Of the 208 people called in for questioning so far, seven have been released without charge, Sheikh Saud said, without naming them.
Dozens of princes, senior officials and prominent businessmen, including cabinet ministers and billionaires, have been detained in the inquiry, which was announced last weekend and appears at least partly aimed at strengthening the power of Crown Prince Mohammed bin Salman.
Probe spreads
The investigation spread to the neighboring United Arab Emirates, as the UAE central bank has asked commercial banks and finance companies there to provide details of the accounts of 19 Saudis.
Almost all of the 19, including billionaire Prince Alwaleed bin Talal and former National Guard chief Prince Miteb bin Abdullah, were detained.
The commercial bankers said UAE authorities had not explained why they wanted the information, but the bankers believed the authorities were acting on the behest of the Saudi government, which had said it aimed to recover illicit funds.
UAE central bank officials were not available to comment, while Saudi officials, who have frozen over 1,700 domestic bank accounts as part of the crackdown, did not respond to requests for comment.
The UAE, particularly Dubai, was one of the main places where wealthy Saudis park their money abroad.

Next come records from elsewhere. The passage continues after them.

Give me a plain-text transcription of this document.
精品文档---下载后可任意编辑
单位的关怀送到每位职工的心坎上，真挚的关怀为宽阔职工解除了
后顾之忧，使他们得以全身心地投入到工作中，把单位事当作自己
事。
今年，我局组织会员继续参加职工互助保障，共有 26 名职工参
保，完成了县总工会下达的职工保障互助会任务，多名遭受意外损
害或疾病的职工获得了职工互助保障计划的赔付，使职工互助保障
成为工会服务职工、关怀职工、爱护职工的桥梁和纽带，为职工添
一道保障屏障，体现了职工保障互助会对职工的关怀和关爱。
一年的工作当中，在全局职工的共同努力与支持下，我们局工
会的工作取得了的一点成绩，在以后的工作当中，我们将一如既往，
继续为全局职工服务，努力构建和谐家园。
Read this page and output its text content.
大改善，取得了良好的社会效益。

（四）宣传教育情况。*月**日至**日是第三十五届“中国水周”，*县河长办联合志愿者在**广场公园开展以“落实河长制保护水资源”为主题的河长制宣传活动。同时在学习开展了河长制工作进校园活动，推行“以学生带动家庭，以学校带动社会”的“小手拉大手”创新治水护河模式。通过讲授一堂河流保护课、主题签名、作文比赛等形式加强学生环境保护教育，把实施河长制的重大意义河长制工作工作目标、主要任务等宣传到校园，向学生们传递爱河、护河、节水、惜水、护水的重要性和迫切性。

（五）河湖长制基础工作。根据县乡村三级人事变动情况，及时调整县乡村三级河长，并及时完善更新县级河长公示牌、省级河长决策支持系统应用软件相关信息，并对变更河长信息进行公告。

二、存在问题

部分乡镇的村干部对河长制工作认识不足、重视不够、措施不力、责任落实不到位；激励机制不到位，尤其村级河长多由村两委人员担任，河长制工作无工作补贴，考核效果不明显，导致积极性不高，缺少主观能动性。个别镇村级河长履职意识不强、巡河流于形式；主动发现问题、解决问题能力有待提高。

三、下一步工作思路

In addition to bank accounts, they buy luxury apartments and villas in Dubai and invest in the emirate’s volatile stock market.
Laundering
Some wealthy Saudi individuals have been liquidating assets within Saudi Arabia, the UAE and other Gulf countries this week, apparently in an effort to move money out of the region and escape the crackdown, private bankers and fund managers said.
In Riyadh, rich individual investors have been selling equities heavily, although buying by state-linked funds has helped to support the market. In Dubai, shares in real estate developers have sunk as investors worry about the impact on the property market of a pullout by Saudis.
The UAE commercial bankers said they had not been asked to freeze the Saudi accounts at their institutions, but they believed the central bank’s request for information might be a prelude to such action.
The risk of the accounts being frozen “jeopardizes Dubai’s pitch as a private banking center,” said a Gulf-based banker, adding: “Banks in the UAE are full of Saudi money.”
One senior banker in Saudi Arabia said his institution had already frozen some accounts, both inside the kingdom and outside it, in response to Saudi government requests.